Ravi Bopara is the favourite to replace Eoin Morgan for the Sri Lanka series, but he is running out of time to make his mark with England

England’s decision to drop Eoin Morgan from the squad for the two-match Test series in Sri Lanka this month has opened up the number-six spot in the batting order, and although there are other names (the uncapped all-rounder Samit Patel, or seam bowler Tim Bresnan) being touted as possible inclusions, the line-up will most likely be completed by Ravi Bopara, the Essex all-rounder who has been battling for over five years to establish himself in the England Test squad.

Bopara’s main problem is that his skills have always been viewed as more suited to the shorter forms of cricket, specifically one-day internationals. The 26-year-old is a fixture in England’s ODI squad, having now made over 70 appearances in that discipline, and has played 19 Twenty20 matches. But in the long form of the game, Bopara seems to struggle.

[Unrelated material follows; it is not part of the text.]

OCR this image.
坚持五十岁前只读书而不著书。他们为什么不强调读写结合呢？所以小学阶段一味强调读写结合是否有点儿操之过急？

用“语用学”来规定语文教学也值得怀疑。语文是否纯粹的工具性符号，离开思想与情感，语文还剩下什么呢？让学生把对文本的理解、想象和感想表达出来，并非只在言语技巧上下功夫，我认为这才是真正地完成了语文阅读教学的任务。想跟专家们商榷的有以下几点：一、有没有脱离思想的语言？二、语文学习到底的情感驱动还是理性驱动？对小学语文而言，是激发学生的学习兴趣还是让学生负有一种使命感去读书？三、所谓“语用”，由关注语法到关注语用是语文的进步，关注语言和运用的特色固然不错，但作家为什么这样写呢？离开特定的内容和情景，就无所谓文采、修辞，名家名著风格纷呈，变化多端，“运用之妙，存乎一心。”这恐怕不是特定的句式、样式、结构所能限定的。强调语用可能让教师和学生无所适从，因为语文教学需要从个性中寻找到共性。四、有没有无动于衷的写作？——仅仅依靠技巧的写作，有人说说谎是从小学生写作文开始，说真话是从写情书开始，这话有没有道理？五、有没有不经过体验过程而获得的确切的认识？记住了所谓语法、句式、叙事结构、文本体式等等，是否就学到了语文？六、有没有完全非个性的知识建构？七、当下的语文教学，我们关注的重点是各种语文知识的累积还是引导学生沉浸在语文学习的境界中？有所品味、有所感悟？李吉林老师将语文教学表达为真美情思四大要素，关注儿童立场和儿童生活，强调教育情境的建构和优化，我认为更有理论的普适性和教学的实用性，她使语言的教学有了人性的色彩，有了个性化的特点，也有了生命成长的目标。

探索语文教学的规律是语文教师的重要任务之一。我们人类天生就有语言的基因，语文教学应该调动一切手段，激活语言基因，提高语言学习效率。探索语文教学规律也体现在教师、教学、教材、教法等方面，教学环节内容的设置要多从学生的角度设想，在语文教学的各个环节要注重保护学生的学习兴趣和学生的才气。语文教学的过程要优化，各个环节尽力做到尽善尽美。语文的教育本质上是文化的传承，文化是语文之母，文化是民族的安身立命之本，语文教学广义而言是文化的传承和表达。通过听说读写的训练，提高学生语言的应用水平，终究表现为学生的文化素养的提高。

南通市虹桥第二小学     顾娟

Batting at number six has often prohibited Bopara’s chances of making big innings – you’re the last batsman in, and after the wicket keeper, you’re usually left to try and protect the bowlers and prolong the innings. That said, in the 2009 Ashes, Bopara made seven appearances batting at number three – and averaged a paltry 15 runs per innings.

Other than three matches earlier in 2009 against the West Indies, when he hit three centuries (104, 143, 108) in as many appearances, Bopara has never reached a half-century in a Test international. His inability to produce runs on a regular basis – or at all, for that matter – will concern anyone considering throwing him another lifeline in Galle and Colombo.

And if anyone is wondering whether Ravi’s all-rounder status will rescue him… it probably won’t. Bopara is no more a bowler than Kevin Pieterson or Paul Collingwood. In his 12 England Test appearances, Bopara has bowled in nine matches. He has taken one wicket in his 55 overs, at a decent economy of 3.90 runs per over conceded. Not bad, certainly – at least he doesn’t throw runs away with clumsy or sub-standard bowling. But my point is that this is no Andrew Flintoff we’re talking about here.

Patel, who although a year older than Bopara has never been capped by England, would be an interesting selection. His first-class batting average (41.11) is almost identical to Bopara’s (41.63); he is a slightly more experienced bowler, with a better economy, but has taken three fewer wickets in almost 1000 more deliveries. The older man’s form – or rather, lack of it – in the spring ODI and T20 series with Pakistan may concern the selection committee. Bresnan, who is the most established of the three at Test international level, seems unlikely to be in the frame as England will already have three seam bowlers in the squad.

There are now many doubts over where Morgan’s Test career goes from here. Having committed to appear in this season’s Indian Premier League, which uses a one-day format, the Irish-born batsman will have to wait some-time before playing four-day matches again when he returns to Middlesex later in the year. By that time, it may be too late to work his way back into the Test squad this year.

“He’s had a tough tour of the UAE, we’ve been here for two months and it’s been hard work for him,” England coach Andy Flower told the BBC.

“He has got some work to do I think on his Test game – that’s going to be quite difficult for him considering his next cricket is going to be IPL  cricket. When he comes back he’ll have limited exposure to opportunities to get four-day cricket under his belt so he has got to go away and give some serious thought to his method in Test cricket.

“I still think he has a very exciting future in Test cricket, he’s only 25 years old and he’s a very talented player, very confident and very dangerous.”

While Morgan refocuses and competes in the IPL, though, Bopara could be about to get another chance to stake his claim for a regular role in England’s Test squad. The pressure is piling up on him to make use of it this time.